No. 1, Alley 40, Lane 216, Zhong Xiao E Road, Sec 4
Lao Guh Tsui Jien Bao
hours: 8 AM - 9 PM
Visit reviewed: 10-22-2008
You can always pick up a hot steaming bun at the 7-11's around Taipei, but for even more selections and freshness, you should definitely wander over to Lane 216. There you'll find a whole street corner with various vendors selling steamed buns of various sizes, shapes, fillings- huge hot sesame paste or red bean buns for only NT$18, or pan seared meat and vegetable buns for NT$12.
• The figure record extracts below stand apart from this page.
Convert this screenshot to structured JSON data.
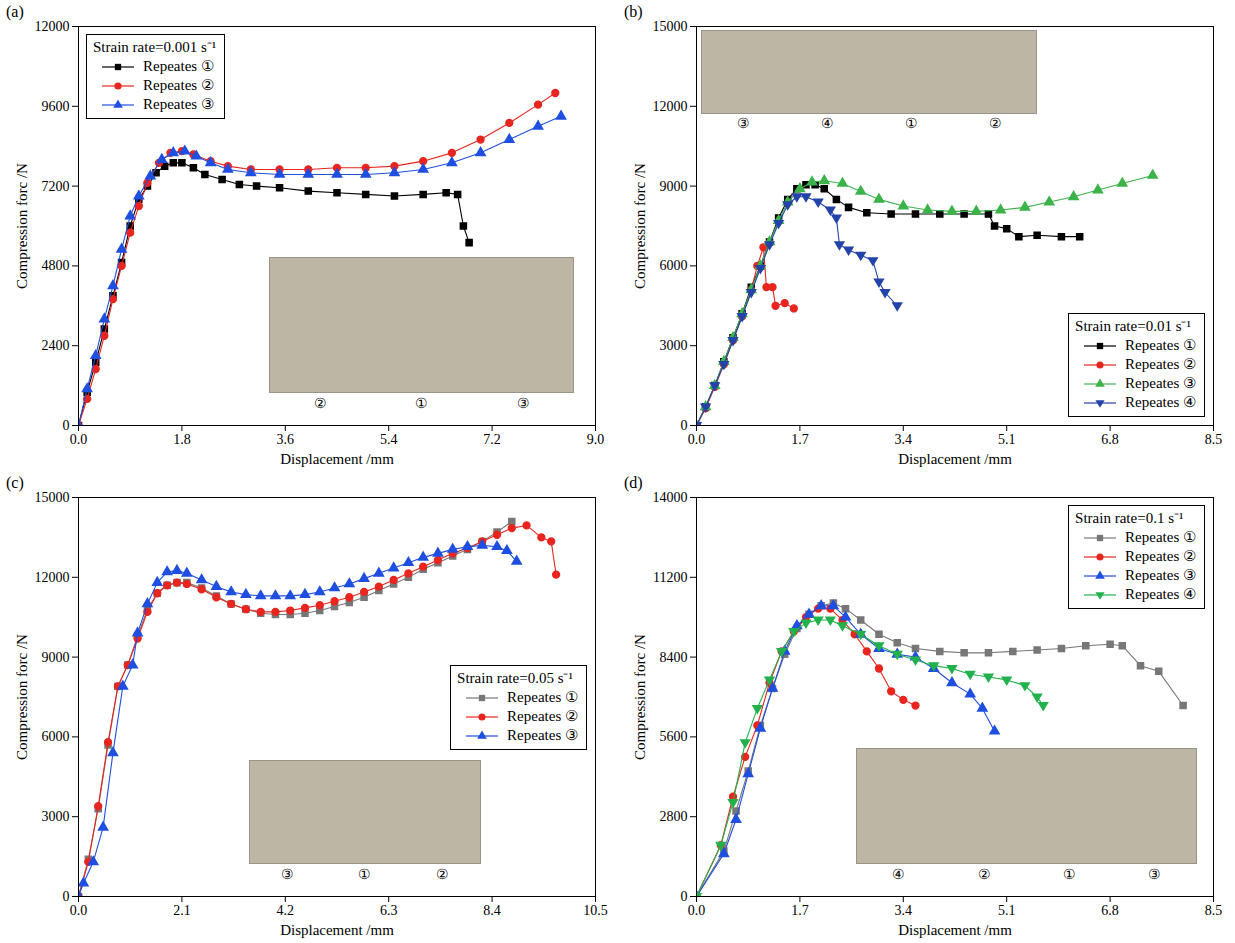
{
  "chart_data": [
    {
      "type": "line",
      "title": "(a)",
      "x_label": "Displacement /mm",
      "y_label": "Compression forc /N",
      "legend_title": "Strain rate=0.001 s⁻¹",
      "legend": "top-left",
      "grid": false,
      "photo_labels": [
        "②",
        "①",
        "③"
      ],
      "xlim": [
        0,
        9
      ],
      "xticks": [
        {
          "value": 0,
          "label": "0.0"
        },
        1.8,
        3.6,
        5.4,
        7.2,
        {
          "value": 9,
          "label": "9.0"
        }
      ],
      "ylim": [
        0,
        12000
      ],
      "yticks": [
        0,
        2400,
        4800,
        7200,
        9600,
        12000
      ],
      "series": [
        {
          "name": "Repeates ①",
          "color": "#000000",
          "marker": "square",
          "x": [
            0,
            0.15,
            0.3,
            0.45,
            0.6,
            0.75,
            0.9,
            1.05,
            1.2,
            1.35,
            1.5,
            1.65,
            1.8,
            2.0,
            2.2,
            2.5,
            2.8,
            3.1,
            3.5,
            4.0,
            4.5,
            5.0,
            5.5,
            6.0,
            6.4,
            6.6,
            6.7,
            6.8
          ],
          "values": [
            0,
            1000,
            1900,
            2900,
            3900,
            4900,
            6000,
            6800,
            7200,
            7600,
            7800,
            7900,
            7900,
            7750,
            7550,
            7400,
            7250,
            7200,
            7150,
            7050,
            7000,
            6950,
            6900,
            6950,
            7000,
            6950,
            6000,
            5500
          ]
        },
        {
          "name": "Repeates ②",
          "color": "#e8251f",
          "marker": "circle",
          "x": [
            0,
            0.15,
            0.3,
            0.45,
            0.6,
            0.75,
            0.9,
            1.05,
            1.2,
            1.4,
            1.6,
            1.8,
            2.0,
            2.3,
            2.6,
            3.0,
            3.5,
            4.0,
            4.5,
            5.0,
            5.5,
            6.0,
            6.5,
            7.0,
            7.5,
            8.0,
            8.3
          ],
          "values": [
            0,
            800,
            1700,
            2700,
            3800,
            4800,
            5800,
            6600,
            7300,
            7900,
            8200,
            8250,
            8150,
            7950,
            7800,
            7700,
            7700,
            7700,
            7750,
            7750,
            7800,
            7950,
            8200,
            8600,
            9100,
            9650,
            10000
          ]
        },
        {
          "name": "Repeates ③",
          "color": "#1f4fe0",
          "marker": "triangle",
          "x": [
            0,
            0.15,
            0.3,
            0.45,
            0.6,
            0.75,
            0.9,
            1.05,
            1.25,
            1.45,
            1.65,
            1.85,
            2.05,
            2.3,
            2.6,
            3.0,
            3.5,
            4.0,
            4.5,
            5.0,
            5.5,
            6.0,
            6.5,
            7.0,
            7.5,
            8.0,
            8.4
          ],
          "values": [
            0,
            1100,
            2100,
            3200,
            4200,
            5300,
            6300,
            6900,
            7500,
            8000,
            8200,
            8250,
            8100,
            7900,
            7700,
            7600,
            7550,
            7550,
            7550,
            7550,
            7600,
            7700,
            7900,
            8200,
            8600,
            9000,
            9300
          ]
        }
      ]
    },
    {
      "type": "line",
      "title": "(b)",
      "x_label": "Displacement /mm",
      "y_label": "Compression forc /N",
      "legend_title": "Strain rate=0.01 s⁻¹",
      "legend": "bottom-right",
      "grid": false,
      "photo_labels": [
        "③",
        "④",
        "①",
        "②"
      ],
      "xlim": [
        0,
        8.5
      ],
      "xticks": [
        {
          "value": 0,
          "label": "0.0"
        },
        1.7,
        3.4,
        5.1,
        6.8,
        8.5
      ],
      "ylim": [
        0,
        15000
      ],
      "yticks": [
        0,
        3000,
        6000,
        9000,
        12000,
        15000
      ],
      "series": [
        {
          "name": "Repeates ①",
          "color": "#000000",
          "marker": "square",
          "x": [
            0,
            0.15,
            0.3,
            0.45,
            0.6,
            0.75,
            0.9,
            1.05,
            1.2,
            1.35,
            1.5,
            1.65,
            1.8,
            1.95,
            2.1,
            2.3,
            2.5,
            2.8,
            3.2,
            3.6,
            4.0,
            4.4,
            4.8,
            4.9,
            5.1,
            5.3,
            5.6,
            6.0,
            6.3
          ],
          "values": [
            0,
            700,
            1500,
            2400,
            3300,
            4200,
            5200,
            6000,
            6900,
            7800,
            8500,
            8900,
            9050,
            9050,
            8900,
            8500,
            8200,
            8000,
            7950,
            7950,
            7950,
            7950,
            7950,
            7500,
            7400,
            7100,
            7150,
            7100,
            7100
          ]
        },
        {
          "name": "Repeates ②",
          "color": "#e8251f",
          "marker": "circle",
          "x": [
            0,
            0.15,
            0.3,
            0.45,
            0.6,
            0.75,
            0.9,
            1.0,
            1.1,
            1.15,
            1.25,
            1.3,
            1.45,
            1.6
          ],
          "values": [
            0,
            650,
            1450,
            2300,
            3200,
            4100,
            5100,
            6000,
            6700,
            5200,
            5200,
            4500,
            4600,
            4400
          ]
        },
        {
          "name": "Repeates ③",
          "color": "#3cb34a",
          "marker": "triangle",
          "x": [
            0,
            0.15,
            0.3,
            0.45,
            0.6,
            0.75,
            0.9,
            1.05,
            1.2,
            1.35,
            1.5,
            1.7,
            1.9,
            2.1,
            2.4,
            2.7,
            3.0,
            3.4,
            3.8,
            4.2,
            4.6,
            5.0,
            5.4,
            5.8,
            6.2,
            6.6,
            7.0,
            7.5
          ],
          "values": [
            0,
            700,
            1500,
            2400,
            3300,
            4200,
            5100,
            6000,
            6900,
            7700,
            8400,
            8900,
            9150,
            9200,
            9100,
            8800,
            8500,
            8250,
            8100,
            8050,
            8050,
            8100,
            8200,
            8400,
            8600,
            8850,
            9100,
            9400
          ]
        },
        {
          "name": "Repeates ④",
          "color": "#2443a8",
          "marker": "triangle-down",
          "x": [
            0,
            0.15,
            0.3,
            0.45,
            0.6,
            0.75,
            0.9,
            1.05,
            1.2,
            1.35,
            1.5,
            1.65,
            1.8,
            2.0,
            2.2,
            2.3,
            2.35,
            2.5,
            2.7,
            2.9,
            3.0,
            3.1,
            3.3
          ],
          "values": [
            0,
            700,
            1500,
            2300,
            3200,
            4100,
            5000,
            5900,
            6800,
            7600,
            8300,
            8600,
            8600,
            8400,
            8100,
            7800,
            6800,
            6600,
            6400,
            6200,
            5400,
            5000,
            4500
          ]
        }
      ]
    },
    {
      "type": "line",
      "title": "(c)",
      "x_label": "Displacement /mm",
      "y_label": "Compression forc /N",
      "legend_title": "Strain rate=0.05 s⁻¹",
      "legend": "right",
      "grid": false,
      "photo_labels": [
        "③",
        "①",
        "②"
      ],
      "xlim": [
        0,
        10.5
      ],
      "xticks": [
        {
          "value": 0,
          "label": "0.0"
        },
        2.1,
        4.2,
        6.3,
        8.4,
        10.5
      ],
      "ylim": [
        0,
        15000
      ],
      "yticks": [
        0,
        3000,
        6000,
        9000,
        12000,
        15000
      ],
      "series": [
        {
          "name": "Repeates ①",
          "color": "#777777",
          "marker": "square",
          "x": [
            0,
            0.2,
            0.4,
            0.6,
            0.8,
            1.0,
            1.2,
            1.4,
            1.6,
            1.8,
            2.0,
            2.2,
            2.5,
            2.8,
            3.1,
            3.4,
            3.7,
            4.0,
            4.3,
            4.6,
            4.9,
            5.2,
            5.5,
            5.8,
            6.1,
            6.4,
            6.7,
            7.0,
            7.3,
            7.6,
            7.9,
            8.2,
            8.5,
            8.8
          ],
          "values": [
            0,
            1400,
            3300,
            5700,
            7900,
            8700,
            9800,
            10800,
            11400,
            11700,
            11800,
            11800,
            11600,
            11300,
            11000,
            10800,
            10650,
            10600,
            10600,
            10650,
            10750,
            10900,
            11050,
            11250,
            11500,
            11750,
            12000,
            12300,
            12550,
            12800,
            13050,
            13350,
            13700,
            14100
          ]
        },
        {
          "name": "Repeates ②",
          "color": "#e8251f",
          "marker": "circle",
          "x": [
            0,
            0.2,
            0.4,
            0.6,
            0.8,
            1.0,
            1.2,
            1.4,
            1.6,
            1.8,
            2.0,
            2.2,
            2.5,
            2.8,
            3.1,
            3.4,
            3.7,
            4.0,
            4.3,
            4.6,
            4.9,
            5.2,
            5.5,
            5.8,
            6.1,
            6.4,
            6.7,
            7.0,
            7.3,
            7.6,
            7.9,
            8.2,
            8.5,
            8.8,
            9.1,
            9.4,
            9.6,
            9.7
          ],
          "values": [
            0,
            1300,
            3400,
            5800,
            7900,
            8700,
            9700,
            10700,
            11400,
            11700,
            11800,
            11750,
            11550,
            11250,
            11000,
            10800,
            10700,
            10700,
            10750,
            10850,
            10950,
            11100,
            11250,
            11450,
            11650,
            11900,
            12150,
            12400,
            12650,
            12900,
            13100,
            13350,
            13600,
            13850,
            13950,
            13500,
            13350,
            12100
          ]
        },
        {
          "name": "Repeates ③",
          "color": "#1f4fe0",
          "marker": "triangle",
          "x": [
            0,
            0.1,
            0.3,
            0.5,
            0.7,
            0.9,
            1.1,
            1.2,
            1.4,
            1.6,
            1.8,
            2.0,
            2.2,
            2.5,
            2.8,
            3.1,
            3.4,
            3.7,
            4.0,
            4.3,
            4.6,
            4.9,
            5.2,
            5.5,
            5.8,
            6.1,
            6.4,
            6.7,
            7.0,
            7.3,
            7.6,
            7.9,
            8.2,
            8.5,
            8.7,
            8.9
          ],
          "values": [
            0,
            500,
            1300,
            2600,
            5400,
            7900,
            8700,
            9900,
            11000,
            11800,
            12200,
            12250,
            12150,
            11900,
            11650,
            11450,
            11350,
            11300,
            11300,
            11300,
            11350,
            11450,
            11600,
            11750,
            11950,
            12150,
            12350,
            12550,
            12750,
            12900,
            13050,
            13150,
            13200,
            13150,
            13000,
            12600
          ]
        }
      ]
    },
    {
      "type": "line",
      "title": "(d)",
      "x_label": "Displacement /mm",
      "y_label": "Compression forc /N",
      "legend_title": "Strain rate=0.1 s⁻¹",
      "legend": "top-right",
      "grid": false,
      "photo_labels": [
        "④",
        "②",
        "①",
        "③"
      ],
      "xlim": [
        0,
        8.5
      ],
      "xticks": [
        {
          "value": 0,
          "label": "0.0"
        },
        1.7,
        3.4,
        5.1,
        6.8,
        8.5
      ],
      "ylim": [
        0,
        14000
      ],
      "yticks": [
        0,
        2800,
        5600,
        8400,
        11200,
        14000
      ],
      "series": [
        {
          "name": "Repeates ①",
          "color": "#777777",
          "marker": "square",
          "x": [
            0,
            0.45,
            0.65,
            0.85,
            1.05,
            1.25,
            1.45,
            1.65,
            1.85,
            2.05,
            2.25,
            2.45,
            2.7,
            3.0,
            3.3,
            3.6,
            4.0,
            4.4,
            4.8,
            5.2,
            5.6,
            6.0,
            6.4,
            6.8,
            7.0,
            7.3,
            7.6,
            8.0
          ],
          "values": [
            0,
            1600,
            3000,
            4400,
            6000,
            7300,
            8500,
            9400,
            9900,
            10200,
            10300,
            10100,
            9700,
            9200,
            8900,
            8700,
            8600,
            8550,
            8550,
            8600,
            8650,
            8700,
            8800,
            8850,
            8800,
            8100,
            7900,
            6700
          ]
        },
        {
          "name": "Repeates ②",
          "color": "#e8251f",
          "marker": "circle",
          "x": [
            0,
            0.4,
            0.6,
            0.8,
            1.0,
            1.2,
            1.4,
            1.6,
            1.8,
            2.0,
            2.2,
            2.4,
            2.6,
            2.8,
            3.0,
            3.2,
            3.4,
            3.6
          ],
          "values": [
            0,
            1800,
            3500,
            4900,
            6000,
            7500,
            8600,
            9300,
            9800,
            10100,
            10100,
            9700,
            9200,
            8600,
            8000,
            7200,
            6900,
            6700
          ]
        },
        {
          "name": "Repeates ③",
          "color": "#1f4fe0",
          "marker": "triangle",
          "x": [
            0,
            0.45,
            0.65,
            0.85,
            1.05,
            1.25,
            1.45,
            1.65,
            1.85,
            2.05,
            2.25,
            2.45,
            2.7,
            3.0,
            3.3,
            3.6,
            3.9,
            4.2,
            4.5,
            4.7,
            4.9
          ],
          "values": [
            0,
            1500,
            2700,
            4300,
            5900,
            7300,
            8600,
            9500,
            9900,
            10200,
            10200,
            9800,
            9200,
            8700,
            8500,
            8400,
            8000,
            7500,
            7100,
            6600,
            5800
          ]
        },
        {
          "name": "Repeates ④",
          "color": "#22b14c",
          "marker": "triangle-down",
          "x": [
            0,
            0.4,
            0.6,
            0.8,
            1.0,
            1.2,
            1.4,
            1.6,
            1.8,
            2.0,
            2.2,
            2.4,
            2.7,
            3.0,
            3.3,
            3.6,
            3.9,
            4.2,
            4.5,
            4.8,
            5.1,
            5.4,
            5.6,
            5.7
          ],
          "values": [
            0,
            1800,
            3300,
            5400,
            6600,
            7600,
            8600,
            9300,
            9600,
            9700,
            9700,
            9500,
            9200,
            8800,
            8500,
            8300,
            8100,
            8000,
            7800,
            7700,
            7600,
            7400,
            7000,
            6700
          ]
        }
      ]
    }
  ]
}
It's pretty impressive to see all the various trays of baozi and bags of mantou surrounding that little corner of the street. It might be a bit confusing for a novice because the signs are all in Chinese and there is actually a lot to choose from- basically a "bao" or "baozi" is a steamed bun filled with something inside, usually ground meat or chopped vegetables, or something sweet; a "mantou" is a steamed bun without a filling- a dense yet fluffy bread; a "tsui jien bao" is the bao with a pan-fried coating on the bottom, usually savory, not sweet.
There's often a line of shoppers, but the wait is not long. Sometimes the shop is sold out of various items by the end of the day, or you have to wait 5-10 minutes while the new ones are steamed. I bought a few of the huge bao zi, filled with red bean and a bag of mini-mantou that were different colors.
Just a few steps away is Lao Guh Tsui Jien Bao- which are slightly smaller and cheaper at NT$12, with only 4 different types to choose from.
This is a favorite of mine from my memories of first having them at the Shih Lin Night market. These might not be as crispy if they've been sitting out (and they are MUCH better crispy), but I like the cabbage ("gao li tsai") and meat ("zhou bao") fillings. There's also chopped Chinese leek ("jiou tsai") which is like a cousin to a spring onion.
The best way to figure out what you like it to order a few different kinds and then you'll know generally which kind you like and which kind you don't, even though each place will make it slightly differently.
I definitely want to explore this corner again and take some pics of the actual baozi and mantou before I eat them on the way home.